Teach Your Kids These 8 Internet Safety Lessons

Paige Omandam
Feb 6, 2018
Before the internet, parents had a much easier job keeping their children safe. The safest place for a child to be was usually at home. With the invention of the internet, that became a different story. Even if a child is at home surfing the web, they can still be in danger of encountering online predators, scammers, viruses, and inappropriate content. While it can be tempting for parents to lock down every device that connects to the internet, the best way to keep children safe is to educate them and have a conversation about the do's and don'ts of the web. Since today is Safer Internet Day, there is no better time than now to sit down with your kids and teach them about internet safety! Here are some things every child should know about before surfing the web:

1. Information they should NEVER share online

Children and teens should never reveal this information to a stranger online:

• Full Name
• Phone Number
• Address
• Photo of themselves
• Name of the school they attend
• Information about a day or time they will be in a specific location
• Any of this information pertaining to their friends, family, or anyone else they know.

It's important to let them know the reason for why this information should be private. If this information got into the hands of someone dangerous, it can put them, their friends, and family in danger.

2. Password Security

Teach them early to create passwords that are easy for them to remember but difficult for hackers to decode. For example, have them turn their favorite food or cartoon character into a combination of numbers, symbols, and upper and lowercase letters. This will get them into the habit of creating strong passwords, which will come in handy when they make more important accounts in the future. It's also important to tell them not to share their passwords with anyone except their parents.

3. Age Requirements for Online Accounts

There is a dangerous trend of kids faking their age to create social media accounts for platforms like Facebook, Twitter, and Instagram. More than 80% of kids ages 11-15 lie about their age to create social media accounts. This puts them at risk of being contacted by predators and being exposed to inappropriate content. Let them know that these accounts are privileges that they will earn when they reach the age requirement, just like how they have to be a certain age to see PG-13 movies or get a driver's permit.

4. Their Digital Footprint

Make them aware that whatever they post on the internet will possibly be there forever. This is most important for young teens on social media. Some colleges actually check on the social media pages of their applicants as well as 70% of employers. While they might not be thinking about a job or college while they are young teenagers, they should be mindful that anything they post could affect them in their future.

5. Scams & Spam

If they know the warning signs, they'll be less likely to click on suspicious links that could spread viruses to their (or your) computer. As soon as they get their first email address, they're bound to encounter spam in one way or another. An offer for a large sum of money or a free vacation might be tempting to a child who doesn't know better than to click on the suspicious link. If they ever get a suspicious email, they should be able to spot it right away before they click on any links or attachments. Some common traits of scam emails are urgent or threatening language, offers of easy money, or links to fake websites.

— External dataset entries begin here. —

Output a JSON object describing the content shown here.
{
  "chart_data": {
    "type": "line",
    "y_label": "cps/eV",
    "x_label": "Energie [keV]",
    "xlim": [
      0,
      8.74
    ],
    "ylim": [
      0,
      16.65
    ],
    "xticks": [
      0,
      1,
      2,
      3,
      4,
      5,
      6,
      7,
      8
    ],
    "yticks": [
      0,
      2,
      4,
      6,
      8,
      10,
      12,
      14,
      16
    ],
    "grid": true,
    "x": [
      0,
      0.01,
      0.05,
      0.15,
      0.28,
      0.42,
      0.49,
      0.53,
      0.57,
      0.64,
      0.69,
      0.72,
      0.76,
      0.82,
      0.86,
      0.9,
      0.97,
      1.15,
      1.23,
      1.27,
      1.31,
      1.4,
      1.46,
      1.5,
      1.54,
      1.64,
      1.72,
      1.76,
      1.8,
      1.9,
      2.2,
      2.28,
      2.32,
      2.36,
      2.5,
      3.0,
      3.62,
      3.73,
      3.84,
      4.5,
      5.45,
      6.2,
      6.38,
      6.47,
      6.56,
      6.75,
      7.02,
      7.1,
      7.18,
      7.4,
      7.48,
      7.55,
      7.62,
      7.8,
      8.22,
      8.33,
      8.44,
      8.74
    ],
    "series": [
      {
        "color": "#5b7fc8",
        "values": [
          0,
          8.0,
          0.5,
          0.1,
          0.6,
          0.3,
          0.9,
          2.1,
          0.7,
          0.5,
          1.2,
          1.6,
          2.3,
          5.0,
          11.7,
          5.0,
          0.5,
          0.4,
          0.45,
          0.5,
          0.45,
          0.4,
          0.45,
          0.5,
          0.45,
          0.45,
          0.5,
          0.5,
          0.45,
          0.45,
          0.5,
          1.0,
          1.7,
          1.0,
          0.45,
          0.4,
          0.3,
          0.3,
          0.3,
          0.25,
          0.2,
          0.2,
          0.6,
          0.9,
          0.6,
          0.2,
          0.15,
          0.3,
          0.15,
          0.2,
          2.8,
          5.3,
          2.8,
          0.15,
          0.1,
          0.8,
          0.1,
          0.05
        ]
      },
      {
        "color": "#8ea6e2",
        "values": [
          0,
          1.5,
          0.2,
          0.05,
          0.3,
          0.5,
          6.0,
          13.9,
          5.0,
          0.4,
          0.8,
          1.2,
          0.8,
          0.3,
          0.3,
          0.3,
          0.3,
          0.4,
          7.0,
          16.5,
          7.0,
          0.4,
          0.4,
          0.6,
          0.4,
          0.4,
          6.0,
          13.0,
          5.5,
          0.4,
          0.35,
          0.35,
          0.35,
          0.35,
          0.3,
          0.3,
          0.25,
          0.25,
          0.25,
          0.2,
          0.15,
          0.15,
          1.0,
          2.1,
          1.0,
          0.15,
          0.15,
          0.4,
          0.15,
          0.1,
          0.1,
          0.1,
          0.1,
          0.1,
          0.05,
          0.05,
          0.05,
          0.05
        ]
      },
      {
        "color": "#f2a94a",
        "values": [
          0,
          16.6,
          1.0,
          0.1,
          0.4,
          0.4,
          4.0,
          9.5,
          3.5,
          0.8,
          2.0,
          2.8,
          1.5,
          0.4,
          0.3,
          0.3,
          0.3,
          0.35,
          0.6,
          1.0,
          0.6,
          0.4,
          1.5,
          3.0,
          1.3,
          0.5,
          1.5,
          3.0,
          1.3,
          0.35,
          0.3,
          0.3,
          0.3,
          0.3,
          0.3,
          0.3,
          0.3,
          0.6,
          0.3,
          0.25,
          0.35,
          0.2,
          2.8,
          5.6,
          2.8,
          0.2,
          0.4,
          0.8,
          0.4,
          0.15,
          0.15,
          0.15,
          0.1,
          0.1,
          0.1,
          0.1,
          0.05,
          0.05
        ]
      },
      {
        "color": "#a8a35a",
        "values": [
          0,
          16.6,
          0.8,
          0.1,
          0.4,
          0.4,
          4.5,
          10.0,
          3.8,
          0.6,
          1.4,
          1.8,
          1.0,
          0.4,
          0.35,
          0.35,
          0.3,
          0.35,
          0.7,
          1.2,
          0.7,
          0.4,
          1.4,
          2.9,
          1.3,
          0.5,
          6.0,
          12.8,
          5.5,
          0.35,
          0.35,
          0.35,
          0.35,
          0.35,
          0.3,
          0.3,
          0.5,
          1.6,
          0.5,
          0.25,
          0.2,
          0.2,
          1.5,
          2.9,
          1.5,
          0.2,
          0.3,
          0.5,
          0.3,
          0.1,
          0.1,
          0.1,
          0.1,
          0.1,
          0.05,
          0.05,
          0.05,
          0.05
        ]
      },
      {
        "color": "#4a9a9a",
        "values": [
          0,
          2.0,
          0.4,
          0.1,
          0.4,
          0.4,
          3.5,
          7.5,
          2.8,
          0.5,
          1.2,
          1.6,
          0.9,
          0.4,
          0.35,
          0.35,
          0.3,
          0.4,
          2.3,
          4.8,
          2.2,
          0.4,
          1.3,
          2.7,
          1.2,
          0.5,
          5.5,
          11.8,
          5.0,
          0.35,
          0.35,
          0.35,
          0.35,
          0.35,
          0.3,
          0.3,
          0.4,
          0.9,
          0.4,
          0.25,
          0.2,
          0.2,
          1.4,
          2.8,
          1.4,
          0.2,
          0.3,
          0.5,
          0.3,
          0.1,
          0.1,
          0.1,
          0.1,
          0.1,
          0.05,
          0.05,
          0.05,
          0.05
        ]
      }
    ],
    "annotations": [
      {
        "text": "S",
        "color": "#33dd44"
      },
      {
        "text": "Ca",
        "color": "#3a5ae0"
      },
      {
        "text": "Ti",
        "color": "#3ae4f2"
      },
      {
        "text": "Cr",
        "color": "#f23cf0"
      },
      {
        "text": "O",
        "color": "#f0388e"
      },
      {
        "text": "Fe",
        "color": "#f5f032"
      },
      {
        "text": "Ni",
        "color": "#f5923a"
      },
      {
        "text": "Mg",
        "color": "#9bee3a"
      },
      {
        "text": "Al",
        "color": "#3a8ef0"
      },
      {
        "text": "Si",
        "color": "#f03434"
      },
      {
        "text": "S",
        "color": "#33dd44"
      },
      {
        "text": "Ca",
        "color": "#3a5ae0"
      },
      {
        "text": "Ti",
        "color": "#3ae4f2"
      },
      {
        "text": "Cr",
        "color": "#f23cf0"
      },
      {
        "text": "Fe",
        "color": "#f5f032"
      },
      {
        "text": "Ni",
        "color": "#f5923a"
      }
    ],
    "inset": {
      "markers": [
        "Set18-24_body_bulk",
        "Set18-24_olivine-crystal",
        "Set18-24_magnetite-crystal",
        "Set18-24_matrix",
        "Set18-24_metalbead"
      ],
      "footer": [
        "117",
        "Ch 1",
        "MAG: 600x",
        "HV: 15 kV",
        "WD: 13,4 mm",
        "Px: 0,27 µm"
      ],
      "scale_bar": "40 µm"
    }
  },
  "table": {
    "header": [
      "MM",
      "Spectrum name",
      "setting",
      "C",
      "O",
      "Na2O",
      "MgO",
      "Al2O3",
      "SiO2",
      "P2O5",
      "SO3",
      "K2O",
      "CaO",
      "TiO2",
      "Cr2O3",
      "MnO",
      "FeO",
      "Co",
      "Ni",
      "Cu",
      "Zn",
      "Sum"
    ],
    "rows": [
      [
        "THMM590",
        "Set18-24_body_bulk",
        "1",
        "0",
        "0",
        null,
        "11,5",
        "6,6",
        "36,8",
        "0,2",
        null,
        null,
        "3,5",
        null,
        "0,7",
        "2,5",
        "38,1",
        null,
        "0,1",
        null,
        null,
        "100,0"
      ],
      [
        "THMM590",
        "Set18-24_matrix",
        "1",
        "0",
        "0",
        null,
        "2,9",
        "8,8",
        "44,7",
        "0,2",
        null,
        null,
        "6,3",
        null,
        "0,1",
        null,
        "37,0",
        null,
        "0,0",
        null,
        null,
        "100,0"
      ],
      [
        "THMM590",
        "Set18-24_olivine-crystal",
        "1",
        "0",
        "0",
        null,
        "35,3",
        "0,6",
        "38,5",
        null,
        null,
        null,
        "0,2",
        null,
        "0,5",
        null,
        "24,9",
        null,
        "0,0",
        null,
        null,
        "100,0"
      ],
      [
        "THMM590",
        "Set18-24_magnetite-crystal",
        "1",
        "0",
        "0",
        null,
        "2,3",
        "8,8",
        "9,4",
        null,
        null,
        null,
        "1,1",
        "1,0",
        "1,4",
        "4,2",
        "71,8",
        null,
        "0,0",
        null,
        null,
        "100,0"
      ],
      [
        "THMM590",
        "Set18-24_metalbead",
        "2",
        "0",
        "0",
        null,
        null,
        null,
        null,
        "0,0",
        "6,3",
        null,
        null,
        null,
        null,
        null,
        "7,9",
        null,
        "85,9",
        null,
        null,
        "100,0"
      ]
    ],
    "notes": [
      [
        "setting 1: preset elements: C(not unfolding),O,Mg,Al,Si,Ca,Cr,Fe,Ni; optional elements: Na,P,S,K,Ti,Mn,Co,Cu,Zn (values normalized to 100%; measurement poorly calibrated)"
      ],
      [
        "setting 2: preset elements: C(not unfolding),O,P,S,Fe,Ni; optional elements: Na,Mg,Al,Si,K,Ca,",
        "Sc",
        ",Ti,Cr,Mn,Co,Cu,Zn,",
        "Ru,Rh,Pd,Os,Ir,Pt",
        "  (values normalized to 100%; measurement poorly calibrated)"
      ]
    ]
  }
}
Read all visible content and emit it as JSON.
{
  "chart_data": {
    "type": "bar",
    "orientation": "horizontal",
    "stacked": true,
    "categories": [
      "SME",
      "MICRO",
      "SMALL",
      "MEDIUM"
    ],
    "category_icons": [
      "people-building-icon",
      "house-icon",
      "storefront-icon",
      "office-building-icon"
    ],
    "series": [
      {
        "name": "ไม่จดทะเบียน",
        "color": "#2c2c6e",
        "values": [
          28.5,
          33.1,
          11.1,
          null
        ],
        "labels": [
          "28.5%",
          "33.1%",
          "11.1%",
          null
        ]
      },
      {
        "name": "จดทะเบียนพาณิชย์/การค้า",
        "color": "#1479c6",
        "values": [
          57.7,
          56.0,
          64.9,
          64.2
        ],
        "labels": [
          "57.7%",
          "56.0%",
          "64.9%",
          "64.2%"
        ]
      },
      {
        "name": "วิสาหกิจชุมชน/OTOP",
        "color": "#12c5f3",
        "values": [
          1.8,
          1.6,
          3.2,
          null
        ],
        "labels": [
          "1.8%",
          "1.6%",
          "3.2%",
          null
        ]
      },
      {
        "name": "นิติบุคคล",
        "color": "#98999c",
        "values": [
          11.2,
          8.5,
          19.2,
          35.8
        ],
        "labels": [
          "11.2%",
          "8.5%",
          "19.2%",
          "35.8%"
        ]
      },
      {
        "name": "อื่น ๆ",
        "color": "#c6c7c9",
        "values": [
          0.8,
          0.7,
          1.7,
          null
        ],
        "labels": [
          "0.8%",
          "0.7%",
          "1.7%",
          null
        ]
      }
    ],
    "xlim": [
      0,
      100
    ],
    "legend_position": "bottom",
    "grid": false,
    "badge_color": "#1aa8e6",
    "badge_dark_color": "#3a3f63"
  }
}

6. Logging In and Out of Devices

It might not occur to a child to log out of a device after they use it. Whether it's a phone, tablet, laptop or desktop, not logging out can put any data on the device at risk of being stolen. Just as you would teach them to close the door behind them, teach them to log out of their device after they are done. It's a simple precaution that keeps your devices secure and your information safe.

7. Anti-Virus Software

In case they ever do get a virus, it's helpful for them to know the warning signs and what to do in that situation. Teach them how to use anti-virus software like AVG, Norton, or McAfee, and to regularly scan their devices for viruses.

8. Communication is Key

There are countless programs that you can install on your child's computer that will monitor and filter their every move on the web, but the healthiest and most efficient way to keep them safe is to open up the conversation between you and your child about their internet activity. The internet isn't completely a scary place with predators lurking at every corner— it's also home to a world of information that your child can learn from. You don't want to scare your children into thinking that the internet is an all-around bad place; it should be a place for them to learn and connect in a positive way. The reality is you can't control what your children stumble upon on the internet, but you can give them the right advice on how to react to it. When you educate them at a young age, you give them tools that they can carry for the rest of their lives.

This Safer Internet Day, open up the conversation with the kids in your life. These tips will give them the knowledge to explore the internet mindfully and safely.